The Chinese financing of the airport deal is complicated and not at all transparent, but you get the picture. The true cost of Antigua’s new airport is a very, very long way above $98 million.
Mr Famous didn’t mention the airport at St Vincent, which services fewer than 80,000 visitors a year. I bring it up because it is instructive in this context. Ground was broken for the new Argyll International Airport in 2008 supported by funding from Taiwan, Iran, Cuba and Venezuela, among others. It was due to open in 2011, but the St Vincent Government missed completion dates in that year, in 2012, 2013, 2014, 2015 and are thought likely to miss again in 2016. The cost, initially expected to be $240 million, after more than five years of delays, is currently estimated to be around $350 million!
Anybody who thinks the team at the Bermuda Ministry of Finance is going to allow this kind of shambolic situation to characterise our management of this new airport project is mistaken. Bermuda is serious about getting this done quickly, efficiently, intelligently, carefully and without wasting so much as a penny if we can help it.
We keenly feel our responsibility to get this done in a way that will make us all in Bermuda proud.

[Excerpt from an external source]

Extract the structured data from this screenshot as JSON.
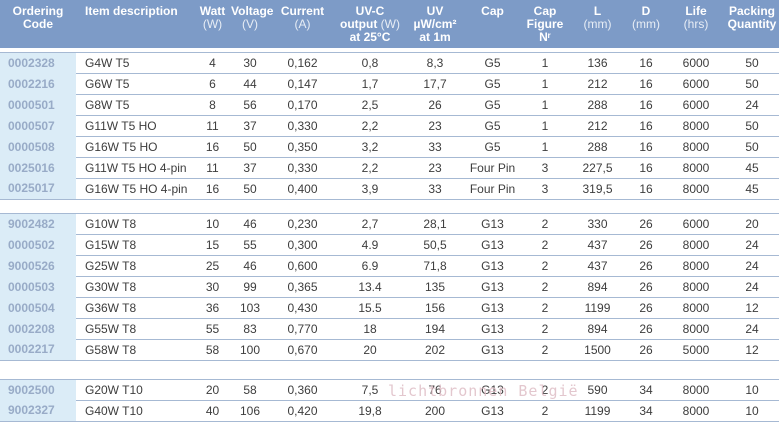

In fact, it’s a strategic decision to have CCC as a government partner to guarantee the project will be delivered on time, on budget and on spec.
We have found a way of doing it that doesn’t add to Bermuda’s debt burden, freeing us from the necessity to squeeze the annual budget and increase the economic pain Bermudians are feeling. We have found a way of doing it that guarantees delivery on time and on budget — free of cost overruns. We have found a way of doing it that allows us to maximise the participation of Bermudians in the project, before, during and after construction.
And as we’ve all seen in the architects’ renderings, we’ve found a way of doing it that is going to give us an architecturally attractive, first-class, modern, efficient airport, one that will both project our first-class reputation and help us in our economic recovery.
It’s one of the great tragedies of our time that the Combined Opposition can’t see what is in front of their noses. They have wasted countless hours and boundless energy searching fruitlessly for some evidence of wrongdoing on the government’s part over the last two-and-a-half years. Just think what they might have accomplished if they’d put that time to helping Bermudians in their time of need.
•Senator Georgia Marshall, JP, is the Bermuda Government’s Senate spokeswoman for justice.